Kerala Covid graph still a success with lowest mortality rate: Muliyil

Kerala Covid graph still a success with lowest mortality rate: Muliyil.

On July 28, Kerala recorded 22,056 new Covid-19 cases and 131 deaths, prompting another round of debate about the exponential increase in cases in the state, while the rest of the country is seeing a setback from the second.

With Kerala contributing to 50 percent of the country’s total cases, a political blame game has erupted on social media over the state’s containment strategies, which were touted as a model even by global agencies during the first wave of the pandemic.

Does the upward trajectory of the virus in Kerala indicate that the state needs to review its strategy? Epidemiologists say the state is on track to achieve a low death rate and the increase in cases should not be a cause for concern, as it has a robust medical system to handle the demands. The state has seen an increase of 91,617 new cases between July 10 and July 19, with a test positivity rate hovering around 11 percent.

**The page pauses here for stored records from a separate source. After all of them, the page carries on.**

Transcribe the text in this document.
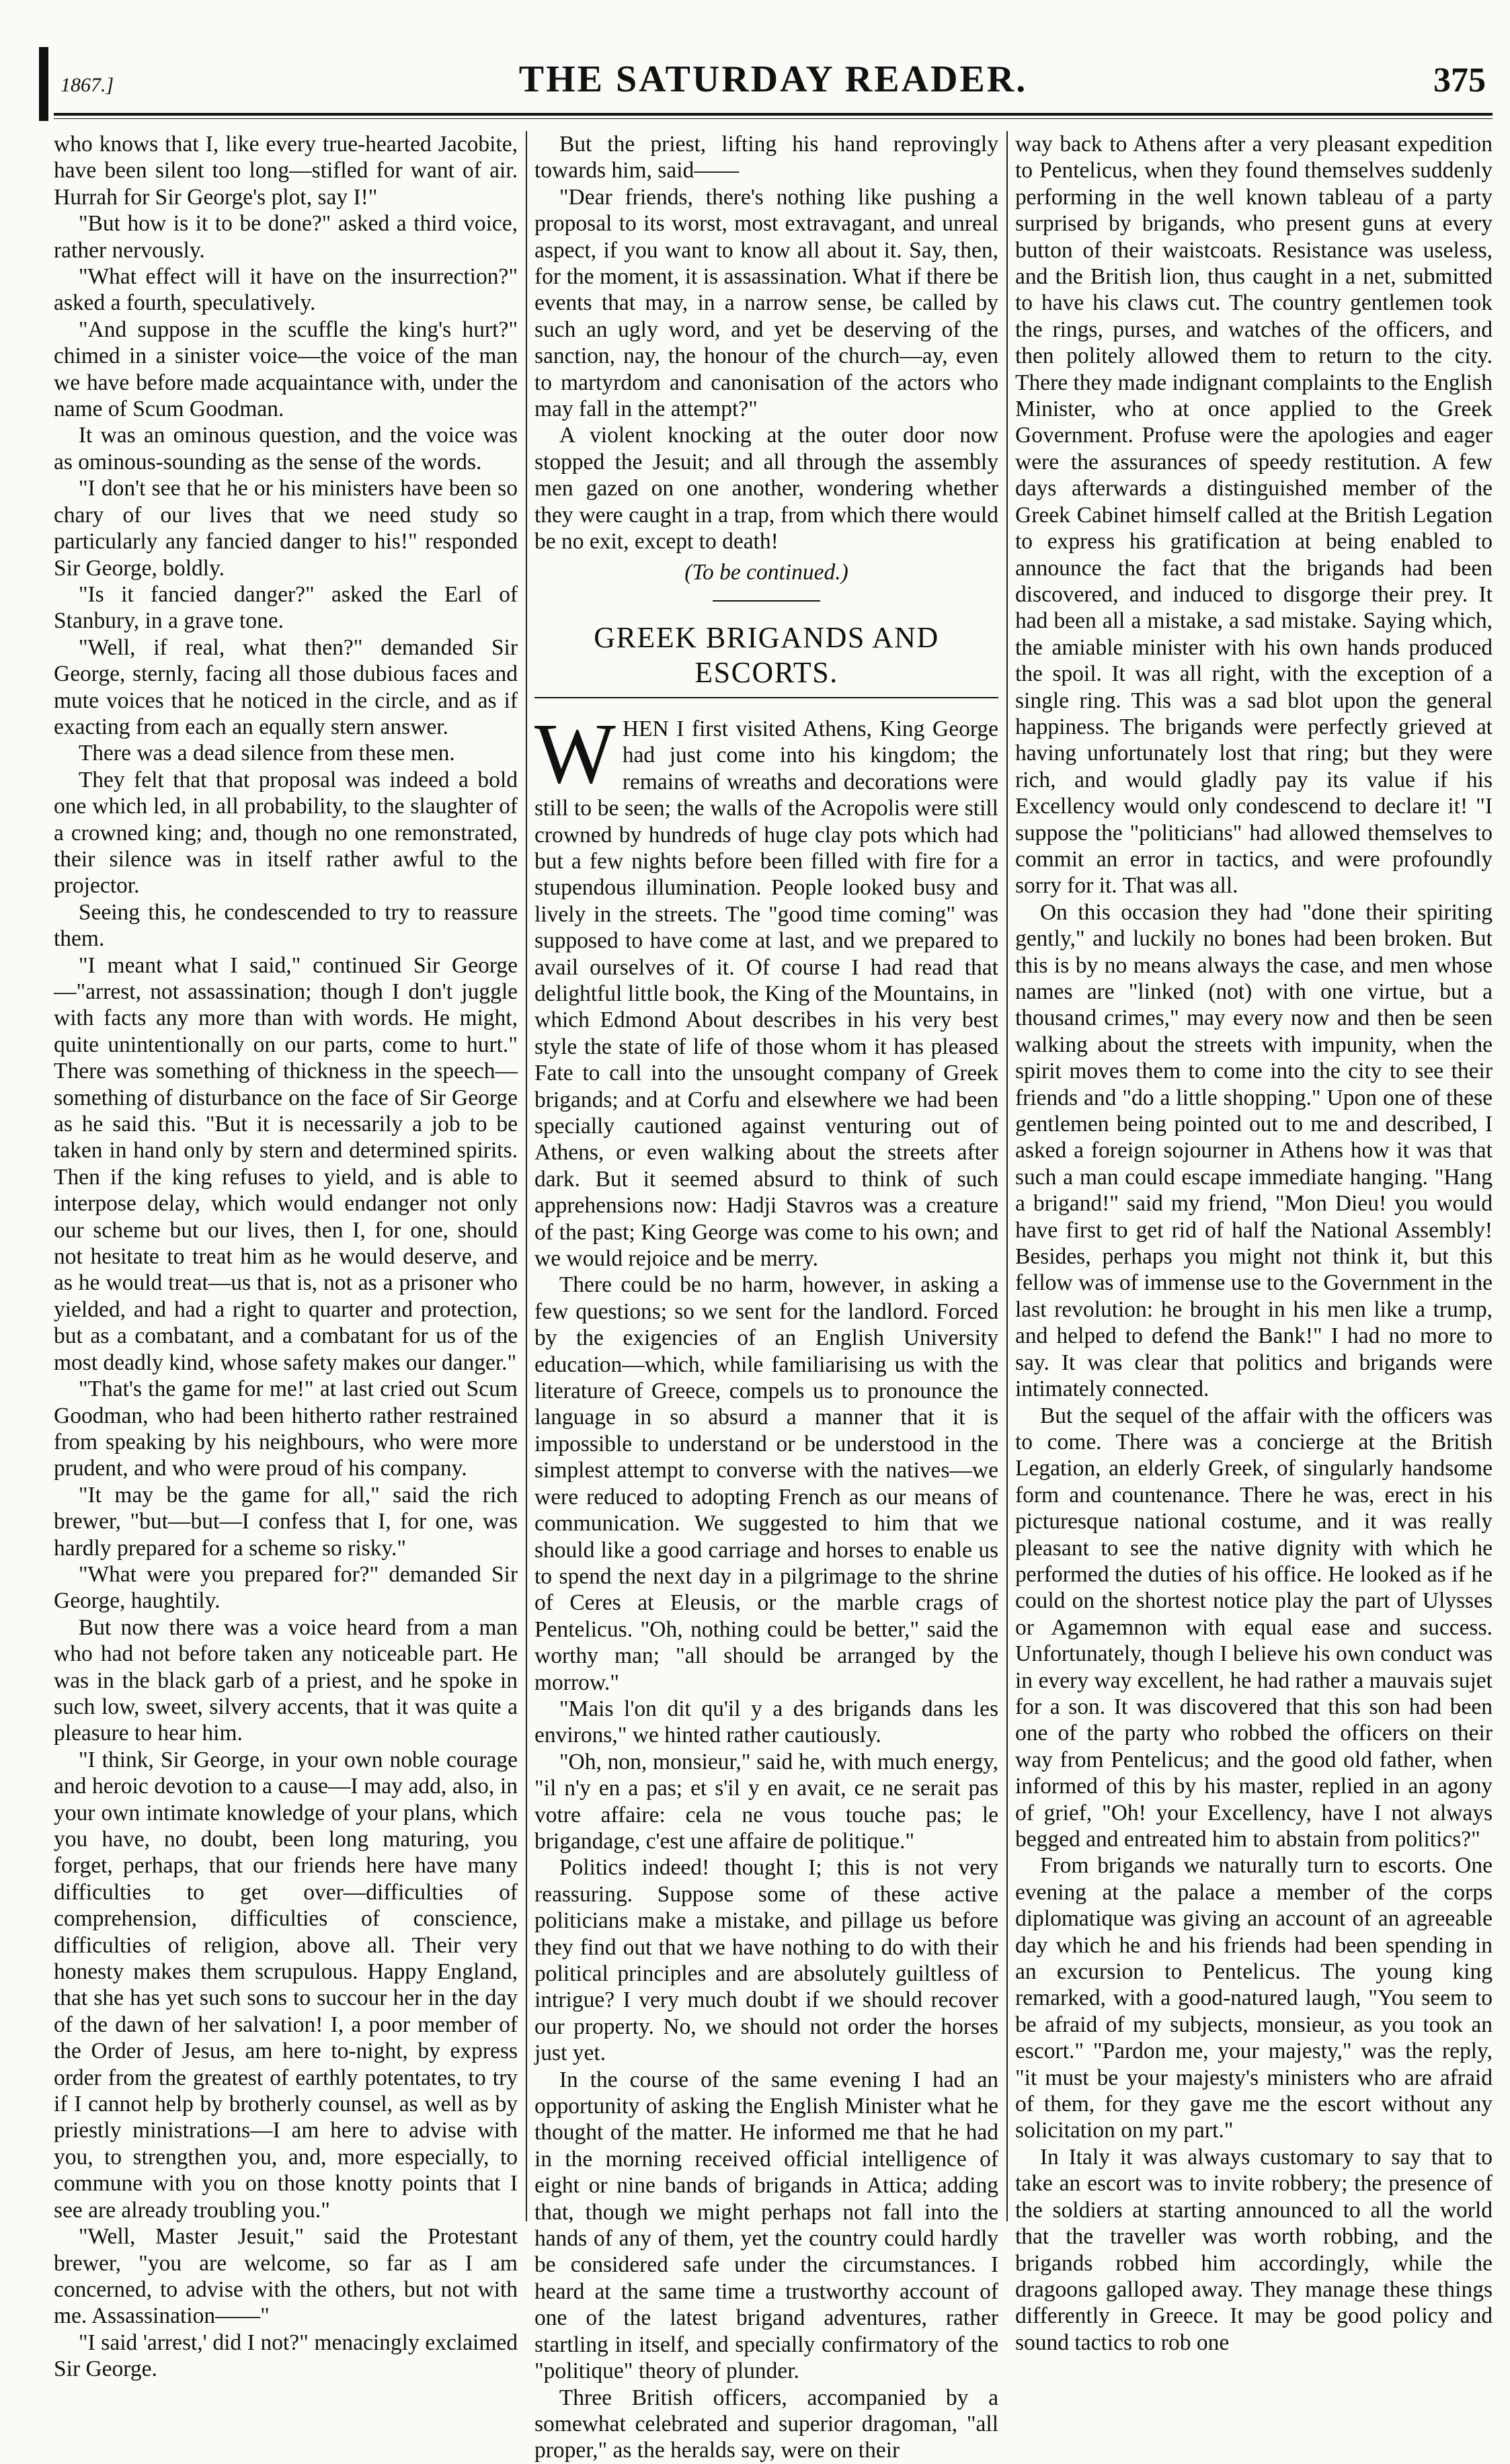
1867.]	THE SATURDAY READER.	375

who knows that I, like every true-hearted Jacobite, have been silent too long—stifled for want of air. Hurrah for Sir George's plot, say I!"

"But how is it to be done?" asked a third voice, rather nervously.

"What effect will it have on the insurrection?" asked a fourth, speculatively.

"And suppose in the scuffle the king's hurt?" chimed in a sinister voice—the voice of the man we have before made acquaintance with, under the name of Scum Goodman.

It was an ominous question, and the voice was as ominous-sounding as the sense of the words.

"I don't see that he or his ministers have been so chary of our lives that we need study so particularly any fancied danger to his!" responded Sir George, boldly.

"Is it fancied danger?" asked the Earl of Stanbury, in a grave tone.

"Well, if real, what then?" demanded Sir George, sternly, facing all those dubious faces and mute voices that he noticed in the circle, and as if exacting from each an equally stern answer.

There was a dead silence from these men.

They felt that that proposal was indeed a bold one which led, in all probability, to the slaughter of a crowned king; and, though no one remonstrated, their silence was in itself rather awful to the projector.

Seeing this, he condescended to try to reassure them.

"I meant what I said," continued Sir George —"arrest, not assassination; though I don't juggle with facts any more than with words. He might, quite unintentionally on our parts, come to hurt." There was something of thickness in the speech—something of disturbance on the face of Sir George as he said this. "But it is necessarily a job to be taken in hand only by stern and determined spirits. Then if the king refuses to yield, and is able to interpose delay, which would endanger not only our scheme but our lives, then I, for one, should not hesitate to treat him as he would deserve, and as he would treat—us that is, not as a prisoner who yielded, and had a right to quarter and protection, but as a combatant, and a combatant for us of the most deadly kind, whose safety makes our danger."

"That's the game for me!" at last cried out Scum Goodman, who had been hitherto rather restrained from speaking by his neighbours, who were more prudent, and who were proud of his company.

"It may be the game for all," said the rich brewer, "but—but—I confess that I, for one, was hardly prepared for a scheme so risky."

"What were you prepared for?" demanded Sir George, haughtily.

But now there was a voice heard from a man who had not before taken any noticeable part. He was in the black garb of a priest, and he spoke in such low, sweet, silvery accents, that it was quite a pleasure to hear him.

"I think, Sir George, in your own noble courage and heroic devotion to a cause—I may add, also, in your own intimate knowledge of your plans, which you have, no doubt, been long maturing, you forget, perhaps, that our friends here have many difficulties to get over—difficulties of comprehension, difficulties of conscience, difficulties of religion, above all. Their very honesty makes them scrupulous. Happy England, that she has yet such sons to succour her in the day of the dawn of her salvation! I, a poor member of the Order of Jesus, am here to-night, by express order from the greatest of earthly potentates, to try if I cannot help by brotherly counsel, as well as by priestly ministrations—I am here to advise with you, to strengthen you, and, more especially, to commune with you on those knotty points that I see are already troubling you."

"Well, Master Jesuit," said the Protestant brewer, "you are welcome, so far as I am concerned, to advise with the others, but not with me. Assassination——"

"I said 'arrest,' did I not?" menacingly exclaimed Sir George.

But the priest, lifting his hand reprovingly towards him, said——

"Dear friends, there's nothing like pushing a proposal to its worst, most extravagant, and unreal aspect, if you want to know all about it. Say, then, for the moment, it is assassination. What if there be events that may, in a narrow sense, be called by such an ugly word, and yet be deserving of the sanction, nay, the honour of the church—ay, even to martyrdom and canonisation of the actors who may fall in the attempt?"

A violent knocking at the outer door now stopped the Jesuit; and all through the assembly men gazed on one another, wondering whether they were caught in a trap, from which there would be no exit, except to death!

(To be continued.)

GREEK BRIGANDS AND ESCORTS.

WHEN I first visited Athens, King George had just come into his kingdom; the remains of wreaths and decorations were still to be seen; the walls of the Acropolis were still crowned by hundreds of huge clay pots which had but a few nights before been filled with fire for a stupendous illumination. People looked busy and lively in the streets. The "good time coming" was supposed to have come at last, and we prepared to avail ourselves of it. Of course I had read that delightful little book, the King of the Mountains, in which Edmond About describes in his very best style the state of life of those whom it has pleased Fate to call into the unsought company of Greek brigands; and at Corfu and elsewhere we had been specially cautioned against venturing out of Athens, or even walking about the streets after dark. But it seemed absurd to think of such apprehensions now: Hadji Stavros was a creature of the past; King George was come to his own; and we would rejoice and be merry.

There could be no harm, however, in asking a few questions; so we sent for the landlord. Forced by the exigencies of an English University education—which, while familiarising us with the literature of Greece, compels us to pronounce the language in so absurd a manner that it is impossible to understand or be understood in the simplest attempt to converse with the natives—we were reduced to adopting French as our means of communication. We suggested to him that we should like a good carriage and horses to enable us to spend the next day in a pilgrimage to the shrine of Ceres at Eleusis, or the marble crags of Pentelicus. "Oh, nothing could be better," said the worthy man; "all should be arranged by the morrow."

"Mais l'on dit qu'il y a des brigands dans les environs," we hinted rather cautiously.

"Oh, non, monsieur," said he, with much energy, "il n'y en a pas; et s'il y en avait, ce ne serait pas votre affaire: cela ne vous touche pas; le brigandage, c'est une affaire de politique."

Politics indeed! thought I; this is not very reassuring. Suppose some of these active politicians make a mistake, and pillage us before they find out that we have nothing to do with their political principles and are absolutely guiltless of intrigue? I very much doubt if we should recover our property. No, we should not order the horses just yet.

In the course of the same evening I had an opportunity of asking the English Minister what he thought of the matter. He informed me that he had in the morning received official intelligence of eight or nine bands of brigands in Attica; adding that, though we might perhaps not fall into the hands of any of them, yet the country could hardly be considered safe under the circumstances. I heard at the same time a trustworthy account of one of the latest brigand adventures, rather startling in itself, and specially confirmatory of the "politique" theory of plunder.

Three British officers, accompanied by a somewhat celebrated and superior dragoman, "all proper," as the heralds say, were on their

way back to Athens after a very pleasant expedition to Pentelicus, when they found themselves suddenly performing in the well known tableau of a party surprised by brigands, who present guns at every button of their waistcoats. Resistance was useless, and the British lion, thus caught in a net, submitted to have his claws cut. The country gentlemen took the rings, purses, and watches of the officers, and then politely allowed them to return to the city. There they made indignant complaints to the English Minister, who at once applied to the Greek Government. Profuse were the apologies and eager were the assurances of speedy restitution. A few days afterwards a distinguished member of the Greek Cabinet himself called at the British Legation to express his gratification at being enabled to announce the fact that the brigands had been discovered, and induced to disgorge their prey. It had been all a mistake, a sad mistake. Saying which, the amiable minister with his own hands produced the spoil. It was all right, with the exception of a single ring. This was a sad blot upon the general happiness. The brigands were perfectly grieved at having unfortunately lost that ring; but they were rich, and would gladly pay its value if his Excellency would only condescend to declare it! "I suppose the "politicians" had allowed themselves to commit an error in tactics, and were profoundly sorry for it. That was all.

On this occasion they had "done their spiriting gently," and luckily no bones had been broken. But this is by no means always the case, and men whose names are "linked (not) with one virtue, but a thousand crimes," may every now and then be seen walking about the streets with impunity, when the spirit moves them to come into the city to see their friends and "do a little shopping." Upon one of these gentlemen being pointed out to me and described, I asked a foreign sojourner in Athens how it was that such a man could escape immediate hanging. "Hang a brigand!" said my friend, "Mon Dieu! you would have first to get rid of half the National Assembly! Besides, perhaps you might not think it, but this fellow was of immense use to the Government in the last revolution: he brought in his men like a trump, and helped to defend the Bank!" I had no more to say. It was clear that politics and brigands were intimately connected.

But the sequel of the affair with the officers was to come. There was a concierge at the British Legation, an elderly Greek, of singularly handsome form and countenance. There he was, erect in his picturesque national costume, and it was really pleasant to see the native dignity with which he performed the duties of his office. He looked as if he could on the shortest notice play the part of Ulysses or Agamemnon with equal ease and success. Unfortunately, though I believe his own conduct was in every way excellent, he had rather a mauvais sujet for a son. It was discovered that this son had been one of the party who robbed the officers on their way from Pentelicus; and the good old father, when informed of this by his master, replied in an agony of grief, "Oh! your Excellency, have I not always begged and entreated him to abstain from politics?"

From brigands we naturally turn to escorts. One evening at the palace a member of the corps diplomatique was giving an account of an agreeable day which he and his friends had been spending in an excursion to Pentelicus. The young king remarked, with a good-natured laugh, "You seem to be afraid of my subjects, monsieur, as you took an escort." "Pardon me, your majesty," was the reply, "it must be your majesty's ministers who are afraid of them, for they gave me the escort without any solicitation on my part."

In Italy it was always customary to say that to take an escort was to invite robbery; the presence of the soldiers at starting announced to all the world that the traveller was worth robbing, and the brigands robbed him accordingly, while the dragoons galloped away. They manage these things differently in Greece. It may be good policy and sound tactics to rob one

Lead epidemiologist Jayaprakash Muliyil says Kerala remains a success story, having managed to keep the death rate well below the national average of 1.32 percent. “The main objective of any epidemic control is the reduction of mortality and Kerala has been successful in that. Kerala took a conservative approach and tried to round the curve as much as possible. As a consequence, two things have happened. The epidemic is prolonged and mortality is very low, ”says Muliyil, president of the Scientific Advisory Committee of the National Institute of Epidemiology.

With a strong public health system in place, the state is equipped to address a large number of cases, he says. “Kerala is doing everything in a logical and scientific way. They have enough hospital beds and oxygen. The system must not be tampered with. The hype about the numbers is just someone’s fantasy to count viruses, ”he says.

He also notes that one of the main reasons behind the increase in numbers could be the large population that is not yet exposed to the virus. Vaccination of the peak population is the way to go, he adds.

The latest seroprevalence survey released by the Indian Council for Medical Research (ICMR) explains the rise well, says Dr. TS Anish, a member of the state Covid-19 expert committee. The fourth round of the national serosurvey, which was released on Wednesday, found that seropositivity or the presence of antibodies was the lowest in Kerala at 44.4 percent.

“The Sero survey tells us that Kerala still has a large population that is not exposed to the virus. While Kerala has more than 50 percent of its population still susceptible to the new coronavirus, it is around 30 percent in the rest of the country. That explains the increase in Covid-19 cases in the state, ”says Dr. Anish.

Experts also note that Kerala has been an outlier during the first wave and second wave of the pandemic with a lagged peak compared to other states. Kerala’s peak in the second wave occurred in mid-May, a month later than other states.

The reason for the slow spread of the virus is that the state has adopted the strategy of delaying the infection through strict containment measures, says the expert. He points out that, compared to the national average, Kerala has managed to prevent at least 20 percent of infections during the peak of the second wave.

“This has helped us increase medical facilities and prepare with more ventilators, oxygen beds, and other infrastructure,” says Dr. Anish. He adds that by slowing the curve, the state was able to vaccinate more people during the second wave.

“From May to July we have vaccinated a large number of people, which helped us reduce the mortality rate,” he says. Unlike Delhi or other states, Kerala did not report a single death due to oxygen shortages or lack of medical facilities due to efficient surveillance strategies, he says.

The issue also took on a political tone after many BJP leaders took to social media to criticize the Kerala government’s recent Covid relaxations during the Bakrid festival. The government eased Covid restrictions for three days before the festival, prompting strong criticism from the Supreme Court.

However, Dr. A Althaf, coordinator of the Kerala IMA epidemic control cell, says that the increase in cases has no direct relationship with the relaxation of Covid regulations. He says the upward trend was the result of the increase in the number of tests after Bakrid. “After Bakrid, three lakhs were tested continuously for two days to check for spread,” he says, adding that Kerala tests 1.5 lakhs daily.

Experts also attribute the highest numbers to efficient case detection. Even though the highly transmissible Delta variant dominates infections in the state, it is well equipped to detect cases, including new variants, says Dr. Anish.

“We have detected more than three million cases, which represents about 10 percent of the total population. If you look at national data, so far only 2.5 percent of the total population has been reported. That will create the impression that Kerala has more Covid cases in India, ”he says.

Kerala is also leading in testing, experts say. It has performed more than twice as many tests per million as the national average, according to the data.

“Case detection in Kerala is higher in terms of per million inhabitants. Most other states have a large number of undetected cases. In some areas, the unknown cases are 40 times more than the known cases, ”says Muliyil. Target testing is the most cost-effective use of testing infrastructure, a strategy currently adopted by the Kerala government, it adds.